安倍政権は、労働者派遣法の改悪を強行採決し、さらに「不払い残業」を合法化する「ホワイトカラーエグゼンプション」、金さえ出せば使用者の都合で解雇できる解雇自由の労働法制の大改悪を進めようとしている。これは、すべての労働者に低賃金、長時間労働を一層蔓延させ、使い捨て雇用を拡大し、格差と貧困を拡大するものである。
いま必要なのは、派遣労働を原則禁止し、長時間労働を規制し、最低賃金を大幅に引き上げるなど、人間らしく働ける雇用のルールを確立し、若者を使い捨てにするブラック企業やブラックバイト規制法を制定することである。
労働法制の改悪に反対するとともに、労働基準法を改正して残業時間の上限を年間360時間以内とし法律で厳しく規制すること。また次の労働時間までの間に一定時間の休息時間を設ける「インターバル規制」導入するとともに、ブラック企業規制法、ブラックバイト規制法の制定を国に求めること。区として、常設の相談窓口を設置すること。
29.環太平洋連携協定(TPP)は、農林水産業に壊滅的な打撃を与え、食料の自給と安全をはじめ、区民の暮らしに重大な影響をもたらすものである。ただちに撤退するよう国に求めること。
安倍政権は、国会にも国民にも交渉過程を一切明らかにしないままTPPの批准を強行しようとしている。政府は国会決議で「守る」と約束した「主要5品目」のコメや小麦などの輸入枠を大幅に拡大し、牛肉・豚肉などの関税を大幅に切り下げるなど、国会決議を踏みにじっている。さらに、野菜・果物は軒並み関税を撤廃するなど、これまで関税を撤廃したことのない農林水産物834品目の半分以上の関税を撤廃する。まさに日本の農業に壊滅的打撃を与える譲歩を繰り返したことが明らかになった。しかも、政府のTPPによる影響試算が、裏金である「輸入調整金」(SBS)により不当に引き下げられてきた輸入米の価格をもとに行われていたことが発覚しているのに再調査もしないなど、国会も国民も二重三重に欺いて強行しようとしている。
また、TPPは、食品安全の規制緩和、公共工事のアメリカ企業への大幅な開放、アメリカの保険会社のために国民皆保険制度を破壊する混合診療の大幅拡大など、「食と農」ばかりか医療の分野などにその影響がおよび、地域経済・雇用・内需は大打撃を受け日本経済を破壊するものである。
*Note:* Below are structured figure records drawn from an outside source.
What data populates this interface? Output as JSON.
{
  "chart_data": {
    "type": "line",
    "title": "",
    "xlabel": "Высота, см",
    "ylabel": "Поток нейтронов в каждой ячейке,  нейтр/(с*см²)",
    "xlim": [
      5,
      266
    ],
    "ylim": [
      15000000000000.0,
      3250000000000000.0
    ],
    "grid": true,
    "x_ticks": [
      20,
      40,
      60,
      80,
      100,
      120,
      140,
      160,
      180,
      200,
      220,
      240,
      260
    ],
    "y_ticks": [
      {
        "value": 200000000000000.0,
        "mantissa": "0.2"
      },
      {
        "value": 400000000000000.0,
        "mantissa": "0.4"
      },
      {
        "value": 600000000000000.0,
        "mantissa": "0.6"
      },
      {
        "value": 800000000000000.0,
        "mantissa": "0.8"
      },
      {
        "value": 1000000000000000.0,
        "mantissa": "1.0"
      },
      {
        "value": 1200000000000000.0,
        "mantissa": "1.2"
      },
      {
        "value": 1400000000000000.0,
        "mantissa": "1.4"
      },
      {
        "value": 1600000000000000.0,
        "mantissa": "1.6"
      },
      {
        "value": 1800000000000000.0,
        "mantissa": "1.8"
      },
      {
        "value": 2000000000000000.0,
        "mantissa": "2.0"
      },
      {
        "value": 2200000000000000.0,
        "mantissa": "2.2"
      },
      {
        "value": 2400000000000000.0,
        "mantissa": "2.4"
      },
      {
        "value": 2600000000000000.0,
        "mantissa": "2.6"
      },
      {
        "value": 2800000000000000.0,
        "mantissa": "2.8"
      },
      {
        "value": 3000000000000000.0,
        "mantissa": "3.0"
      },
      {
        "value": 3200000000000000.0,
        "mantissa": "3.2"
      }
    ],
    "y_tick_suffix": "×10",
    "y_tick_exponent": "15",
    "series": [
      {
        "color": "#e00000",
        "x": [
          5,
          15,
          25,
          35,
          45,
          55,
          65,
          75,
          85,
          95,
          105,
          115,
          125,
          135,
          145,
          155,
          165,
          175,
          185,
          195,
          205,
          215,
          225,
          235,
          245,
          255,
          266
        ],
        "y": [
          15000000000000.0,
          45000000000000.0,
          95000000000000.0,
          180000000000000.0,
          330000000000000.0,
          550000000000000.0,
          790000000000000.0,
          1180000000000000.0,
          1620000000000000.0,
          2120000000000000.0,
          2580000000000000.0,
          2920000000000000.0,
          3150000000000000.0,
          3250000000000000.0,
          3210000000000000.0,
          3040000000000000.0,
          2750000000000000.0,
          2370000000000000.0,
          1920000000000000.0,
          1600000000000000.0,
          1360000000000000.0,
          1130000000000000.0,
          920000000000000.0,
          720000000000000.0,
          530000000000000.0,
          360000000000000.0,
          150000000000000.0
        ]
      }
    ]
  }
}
国に対し、TPP交渉の全過程を明らかにするとともに、批准を行わないよう求めること。
30.沖縄県名護市辺野古への新基地建設を断念し、普天間基地の無条件撤去、沖縄東村高江の米軍オスプレイヘリパットの建設強行の中止を求めること。また、沖縄などへのオスプレイ配備は撤回し、横田基地などへの配備もやめるよう国に求めること。
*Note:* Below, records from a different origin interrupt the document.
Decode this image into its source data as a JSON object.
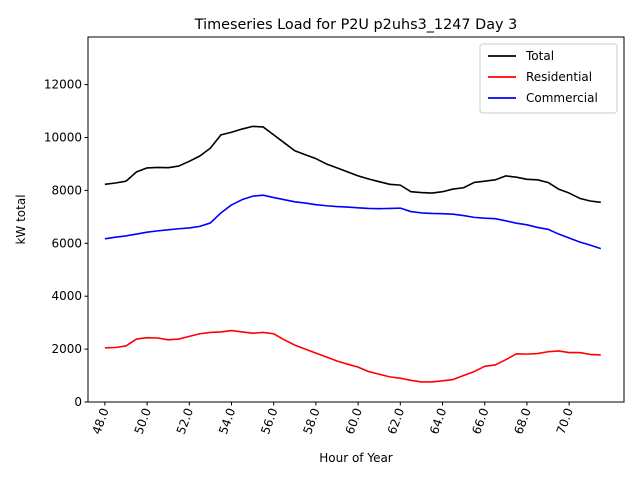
{
  "chart_data": {
    "type": "line",
    "title": "Timeseries Load for P2U p2uhs3_1247  Day 3",
    "xlabel": "Hour of Year",
    "ylabel": "kW total",
    "xlim": [
      47.2,
      72.6
    ],
    "ylim": [
      0,
      13800
    ],
    "x_ticks": [
      48,
      50,
      52,
      54,
      56,
      58,
      60,
      62,
      64,
      66,
      68,
      70
    ],
    "x_tick_labels": [
      "48.0",
      "50.0",
      "52.0",
      "54.0",
      "56.0",
      "58.0",
      "60.0",
      "62.0",
      "64.0",
      "66.0",
      "68.0",
      "70.0"
    ],
    "y_ticks": [
      0,
      2000,
      4000,
      6000,
      8000,
      10000,
      12000
    ],
    "y_tick_labels": [
      "0",
      "2000",
      "4000",
      "6000",
      "8000",
      "10000",
      "12000"
    ],
    "legend_position": "top-right",
    "x": [
      48.0,
      48.5,
      49.0,
      49.5,
      50.0,
      50.5,
      51.0,
      51.5,
      52.0,
      52.5,
      53.0,
      53.5,
      54.0,
      54.5,
      55.0,
      55.5,
      56.0,
      56.5,
      57.0,
      57.5,
      58.0,
      58.5,
      59.0,
      59.5,
      60.0,
      60.5,
      61.0,
      61.5,
      62.0,
      62.5,
      63.0,
      63.5,
      64.0,
      64.5,
      65.0,
      65.5,
      66.0,
      66.5,
      67.0,
      67.5,
      68.0,
      68.5,
      69.0,
      69.5,
      70.0,
      70.5,
      71.0,
      71.5
    ],
    "series": [
      {
        "name": "Total",
        "color": "#000000",
        "values": [
          8230,
          8280,
          8350,
          8700,
          8850,
          8870,
          8860,
          8920,
          9100,
          9300,
          9600,
          10100,
          10200,
          10320,
          10420,
          10400,
          10100,
          9800,
          9500,
          9350,
          9200,
          9000,
          8850,
          8700,
          8550,
          8430,
          8330,
          8230,
          8200,
          7950,
          7920,
          7900,
          7950,
          8050,
          8100,
          8300,
          8350,
          8400,
          8550,
          8500,
          8420,
          8400,
          8300,
          8050,
          7900,
          7700,
          7600,
          7550
        ]
      },
      {
        "name": "Residential",
        "color": "#ff0000",
        "values": [
          2050,
          2060,
          2120,
          2380,
          2430,
          2420,
          2350,
          2380,
          2480,
          2580,
          2630,
          2650,
          2700,
          2650,
          2600,
          2630,
          2580,
          2350,
          2150,
          2000,
          1850,
          1700,
          1550,
          1430,
          1320,
          1150,
          1050,
          950,
          900,
          820,
          760,
          760,
          800,
          850,
          1000,
          1150,
          1350,
          1400,
          1600,
          1820,
          1810,
          1830,
          1900,
          1930,
          1870,
          1870,
          1800,
          1780
        ]
      },
      {
        "name": "Commercial",
        "color": "#0000ff",
        "values": [
          6170,
          6230,
          6280,
          6350,
          6420,
          6470,
          6510,
          6550,
          6580,
          6640,
          6770,
          7150,
          7450,
          7650,
          7780,
          7820,
          7730,
          7650,
          7570,
          7520,
          7460,
          7420,
          7390,
          7370,
          7340,
          7320,
          7310,
          7320,
          7330,
          7200,
          7150,
          7130,
          7120,
          7100,
          7050,
          6980,
          6950,
          6930,
          6850,
          6760,
          6700,
          6600,
          6530,
          6350,
          6200,
          6050,
          5930,
          5800
        ]
      }
    ]
  }
}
安倍政権が進めてきた沖縄県名護市辺野古への米軍新基地建設に反対する知事が誕生し、沖縄選出のすべての国会議員が新基地反対の議員となるなど、沖縄県民の意思は明確に示されている。沖縄県民の声を踏みにじって新基地建設を強行することは民主主議の国では許されない。辺野古への新基地建設に反対し、世界一危険な米軍普天間基地の無条件返還を国に求めること。また、わずかな北部訓練場の返還と引き換えに、その何倍もの地域を爆音被害と墜落の危険にさらす米軍オスプレイパッドの建設を、住民の反対や法も無視して強行していることは許されない。政府に建設の中止を求めること。
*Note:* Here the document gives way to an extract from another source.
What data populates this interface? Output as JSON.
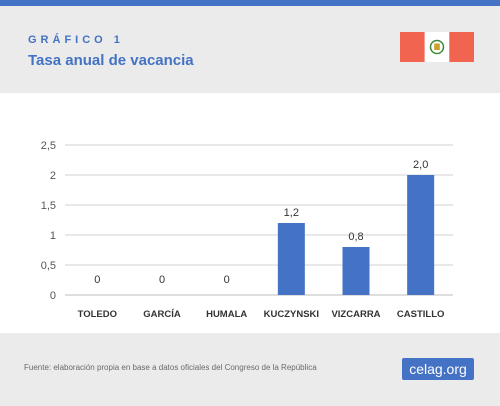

米軍は沖縄・普天間基地に欠陥輸送機オスプレイを配備するとともに、日本全土で訓練できるようにしており、日本全土が危険な状態におかれることになる。オスプレイの訓練では、既に厚木基地も使用されており、横田基地への配備も行われようとしている。オスプレイの墜落の危険性への不安はますます高まっている。
沖縄や横田など米軍基地へのオスプレイ配備は撤回するよう国に求めること。